Stages of life are artifacts, ideas with histories: the unborn, as a stage of life anyone
could picture, dates only to the 1960s;
adolescence is a useful contrivance; midlife is a moving target; senior citizens are an interest group; and tweenhood is just plain made up. There have always been children, of course, but in other times
and places, people have thought about them differently. The idea that children are born innocent and need protection from the world of adults is a product of the
Enlightenment.
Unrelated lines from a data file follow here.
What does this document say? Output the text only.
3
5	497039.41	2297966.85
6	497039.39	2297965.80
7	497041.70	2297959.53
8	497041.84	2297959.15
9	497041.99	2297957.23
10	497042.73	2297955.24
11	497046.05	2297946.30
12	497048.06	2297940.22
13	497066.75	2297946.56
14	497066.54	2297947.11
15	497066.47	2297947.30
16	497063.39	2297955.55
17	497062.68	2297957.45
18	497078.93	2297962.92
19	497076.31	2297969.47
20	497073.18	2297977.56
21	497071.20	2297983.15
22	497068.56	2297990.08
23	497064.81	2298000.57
You can trace it, as a matter of child-rearing advice (in English, anyway), to
John Locke’s 1693 treatise
Some Thoughts Concerning Education.
Locke thought children needed to learn through play. “The chief Art,” he argued, “is to
make all that they have to do, Sport and Play, too.” Even reading could be taught to children, he thought, without them ever “perceiving it to be anything but a Sport.” Locke is why, beginning in 1744, the London printer
John Newbery published books aimed to amuse and entertain children, including Mother Goose stories, Perrault’s tales,
Aesop’s Fables
,
The History of Little Goody Two-Shoes
, and a serial, the
Lilliputian Magazine.
When
John Wallis printed the New Game of Human Life in 1790, he was following Locke’s advice and Newbery’s footsteps: teaching children about the journey of life by making it a game.